Next up at Web Science 2016 is Yelena Mejova, who presents a paper on the new 'quote retweet' feature that Twitter introduced in April 2015. This form of retweeting includes the retweeted tweet as a URL in the retweet, and can be used for somewhat different purposes from other forms of retweeting: while button retweets may imply an endorsement of the original message, the substantial space for including the retweeter's views in a quote retweet might be used for more critical engagement with the quoted material, for instance.
This study builds on the dataset of 192 US political accounts maintained by FollowerWonk, and examined how the messages from these accounts are quote-retweeted. This can be used to endorse, criticise, or simply forward politicians' tweets to other users.
The users who use such quote retweets tend to be more experienced Twitter users: they have more followers and have tweeted more than the average user, for instance.

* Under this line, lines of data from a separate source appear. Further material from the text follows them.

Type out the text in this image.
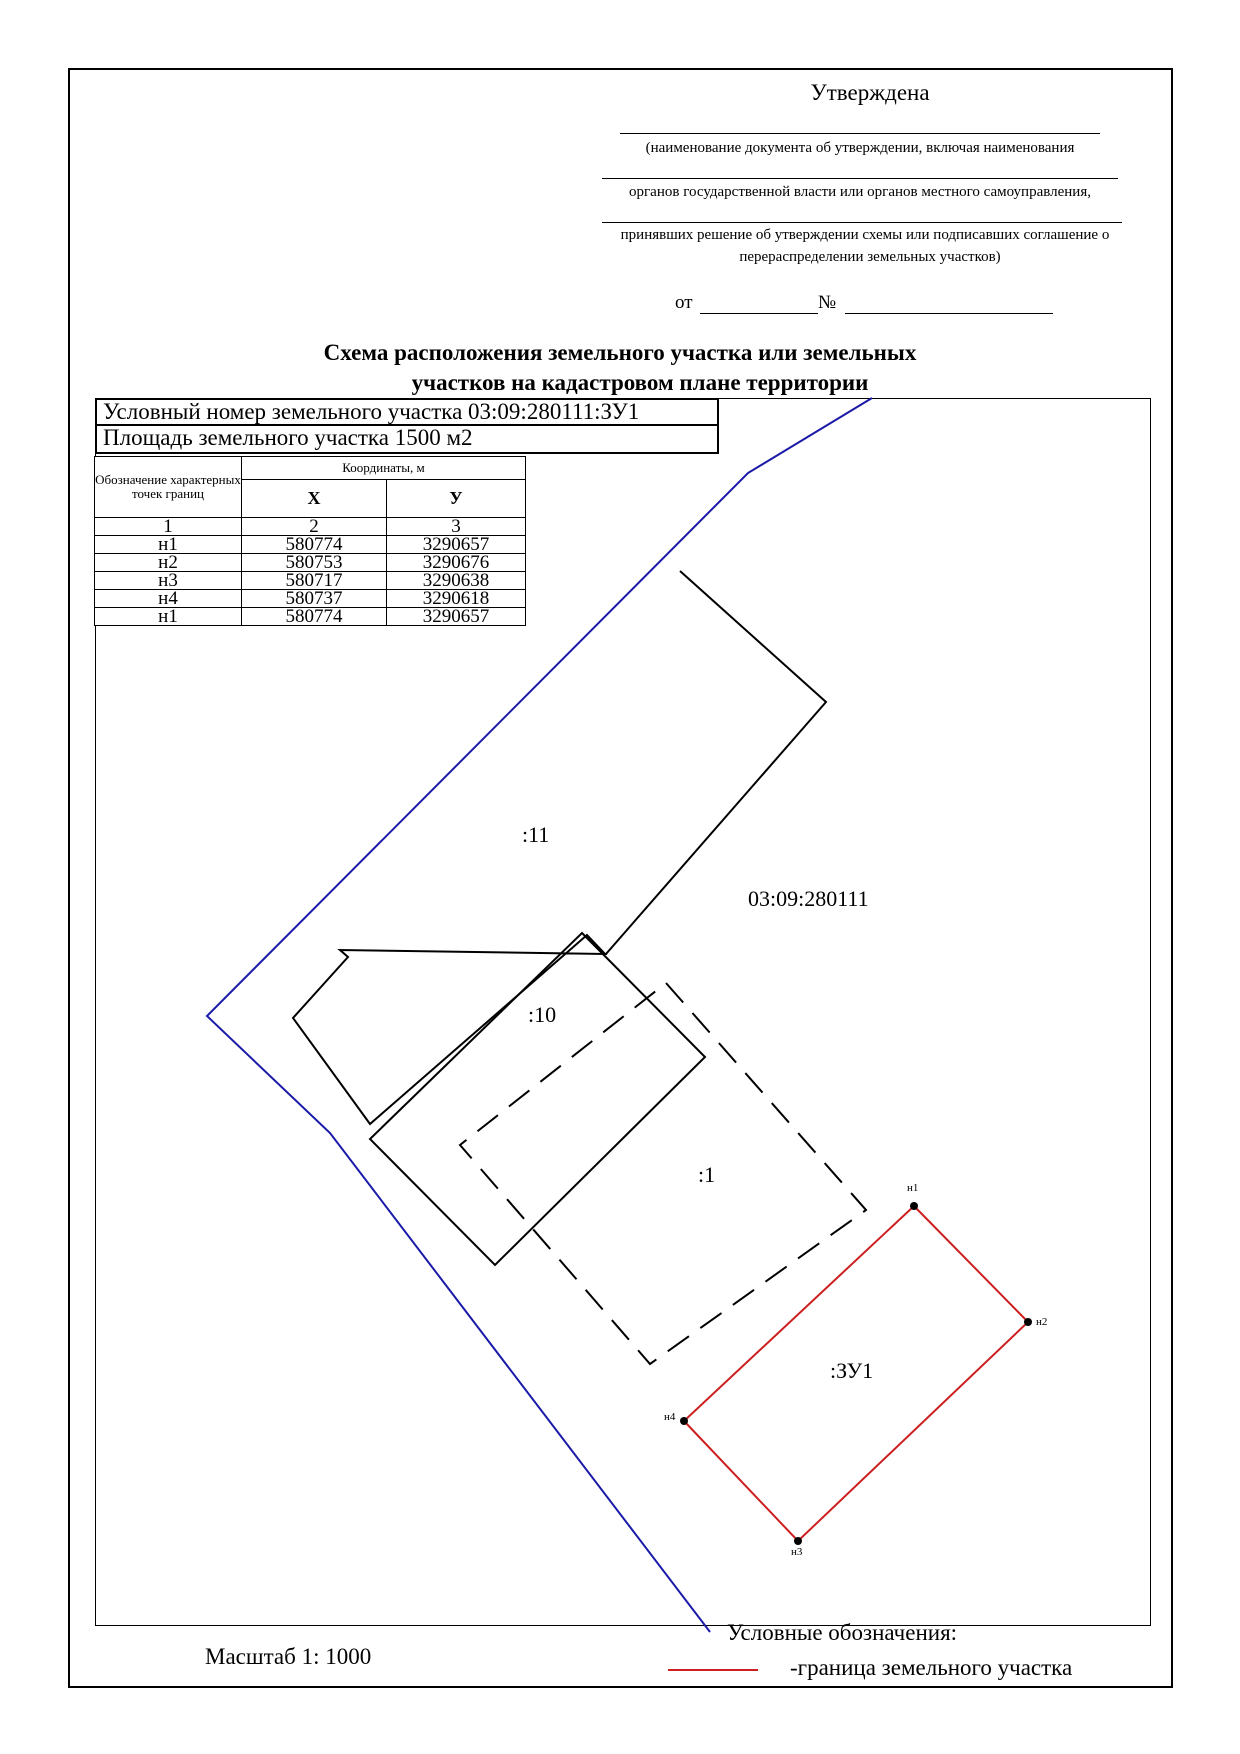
Утверждена
(наименование документа об утверждении, включая наименования
органов государственной власти или органов местного самоуправления,
принявших решение об утверждении схемы или подписавших соглашение о
перераспределении земельных участков)
от	№
Схема расположения земельного участка или земельных
участков на кадастровом плане территории
:11
03:09:280111
:10
:1
:ЗУ1
н1
н2
н3
н4
Условный номер земельного участка 03:09:280111:ЗУ1
Площадь земельного участка 1500 м2
Обозначение характерных точек границ	Координаты, м	
	X	У
1	2	3
н1	580774	3290657
н2	580753	3290676
н3	580717	3290638
н4	580737	3290618
н1	580774	3290657
Масштаб 1: 1000
Условные обозначения:
-граница земельного участка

Quote retweets also tend to spread information more than other forms of retweets: the fraction of new recipients who would not yet have seen the original tweet is greater than for other forms of retweets.
Quote retweets also tended to be more civil than replies to the same tweets (they contained fewer insults or hate speech), and there was more agreement or neutral sentiment in quote retweets than disagreement, so there still is an element of endorsement here. This may be seen as contributing to an improved political discourse – but the feature is still new, and changes in use practices are likely to happen over time.